Pet Safety Guidancefpsadmin2019-02-22T12:32:59+00:00
If your pet is coming along with you, make sure they’re safe in the car. Pets that aren’t strapped in could be a distraction to the driver and could be badly hurt if you’re in an accident.
A pet seat belt or a secured pet carrier will help to keep everyone safe.
Remember not to leave your pet unattended in the car. Temperatures inside can rapidly reach extremes, which can lead to heatstroke. “Not long” is too long.
Injuries, incidents and first aid
As well as looking out for the first aid tent for humans, make sure you know where to find our pet first aiders too. In case of emergency, it’s also a good idea to take the phone number of your local vet. If your dog has any signs of illness or is acting unusually while at the event, check in with our veterinary staff. In an emergency, always seek veterinary attention straight away.
During the excitement of the event, don’t forget to keep an eye on your pets. Make sure they don’t pick up, chew or swallow anything that could cause them problems such as discarded food, rubbish from bins, or anything sharp.
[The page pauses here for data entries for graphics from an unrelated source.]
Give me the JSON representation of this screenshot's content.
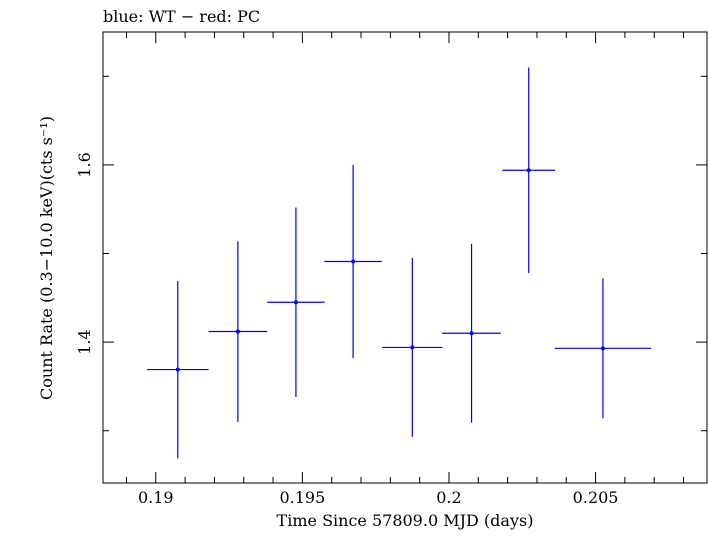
{
  "chart_data": {
    "type": "scatter",
    "title": "blue: WT − red: PC",
    "xlabel": "Time Since 57809.0 MJD (days)",
    "ylabel": "Count Rate (0.3−10.0 keV)(cts s⁻¹)",
    "xlim": [
      0.1882,
      0.2088
    ],
    "ylim": [
      1.241,
      1.75
    ],
    "x_ticks": [
      {
        "value": 0.19,
        "label": "0.19"
      },
      {
        "value": 0.195,
        "label": "0.195"
      },
      {
        "value": 0.2,
        "label": "0.2"
      },
      {
        "value": 0.205,
        "label": "0.205"
      }
    ],
    "y_ticks": [
      {
        "value": 1.4,
        "label": "1.4"
      },
      {
        "value": 1.6,
        "label": "1.6"
      }
    ],
    "series": [
      {
        "color": "#0000ff",
        "points": [
          {
            "x": 0.19075,
            "y": 1.369,
            "xerr": 0.00105,
            "yerr": 0.1
          },
          {
            "x": 0.1928,
            "y": 1.412,
            "xerr": 0.001,
            "yerr": 0.102
          },
          {
            "x": 0.19478,
            "y": 1.445,
            "xerr": 0.00098,
            "yerr": 0.107
          },
          {
            "x": 0.19673,
            "y": 1.491,
            "xerr": 0.00098,
            "yerr": 0.109
          },
          {
            "x": 0.19875,
            "y": 1.394,
            "xerr": 0.00103,
            "yerr": 0.101
          },
          {
            "x": 0.20077,
            "y": 1.41,
            "xerr": 0.001,
            "yerr": 0.101
          },
          {
            "x": 0.20272,
            "y": 1.594,
            "xerr": 0.0009,
            "yerr": 0.116
          },
          {
            "x": 0.20525,
            "y": 1.393,
            "xerr": 0.00165,
            "yerr": 0.079
          }
        ]
      }
    ]
  }
}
Alcohol is dangerous for pets, so keep your drinks out of reach of thirsty pooches.
There will be plenty of other pets to make friends with at the show, but even if your pet is friendly it’s important to bear in mind that other pets, especially if they are different species, may be more nervous or wary when approached by a stranger (pet or human). Always check with the owner of the other pet before allowing yours to interact.
If you have a dog, it’s probably best to keep it from interacting with a cat or a small pet, and vice versa. We don’t want anyone to be made into an accidental snack, and even if your dog or cat is friendly it could be very stressful to the smaller pets which act as prey. Respect any areas where a certain type of pet aren’t allowed – this is for the safety and comfort of other types of pet. There will be marshals who can keep an eye on your pet if you do want to explore these areas.
If you are concerned your pet is nervous or may react badly to being approached then don’t worry about asking other owners to make sure their pets steer clear. You can also get a collar, lead or tabard that explains that your dog is nervous, or use a ribbon or notice on your carrier or harness for other pets, so other owners know to stay at a polite distance. If you know your pet will find the busy environment of the event super-stressful, it may be better to arrange for them to stay at home with a pet sitter while you soak up the atmosphere – they’ll get half the story in scents when you get back anyway.
Make sure your dog has a secure collar with an ID tag and a strong lead. Dogs can easily pull out of loose-fitting collars; make sure they are secure so there are no escapes! Some dogs and other pets might prefer a harness.
There are a few areas where only certain types of pet are allowed: in this case you can safely leave your pet with one of our marshals to explore these areas. Someone should stay with your pet at all times – don’t leave pets tied up and unattended in any area, as they could be an easy target for thieves.
Please keep your pet suitably under control while you are at the event. For dogs, this will generally mean being on the lead at all times. For smaller dogs, cats and other small pets, you could have them on a lead or you could choose to carry them in a secure and appropriate buggy, carrier or bag.
And don’t forget to pack the poo bags – any poo must be picked up. Pop outside regularly so your furry friend can relieve themselves too, and be aware that cats may not be sure where to go to the toilet outside the house.
Make sure your pet’s vaccinations are up to date. Pet-friendly areas will have a lot of pooches and other pets passing through, so the risk of the spread of infectious diseases is higher if your pet is unprotected. Treatment for fleas, ticks and worms is highly recommended too, so you don’t bring any stowaways home!
Subtle signs of stress
The exciting atmosphere of the show and meeting lots of new people and pets might be overwhelming to some pets. Even if your pet is usually sociable, make sure to plan regular breaks in one of our quieter areas to allow them some down-time.
Subtle signs of stress in dogs include licking their lips, yawning, turning their gaze away, and a low and slow tail wag. Other species such as cats show much fewer outward signs of stress, but flat ears, a swishing tail or trying to hide are all signs your cat might be feeling overwhelmed.
If you see any of these signs in your pet, it may be best to give them a time out from socialising. After showing these subtle signs, dogs can quickly progress to more obviously expressing their discomfort e.g. growling, snapping or even biting. Similarly cats can lash out when they feel threatened. For everyone’s safety and happiness, we never want a pet to feel threatened enough to bite so spotting warning signs early and withdrawing so your pet can calm down can help to stop escalation.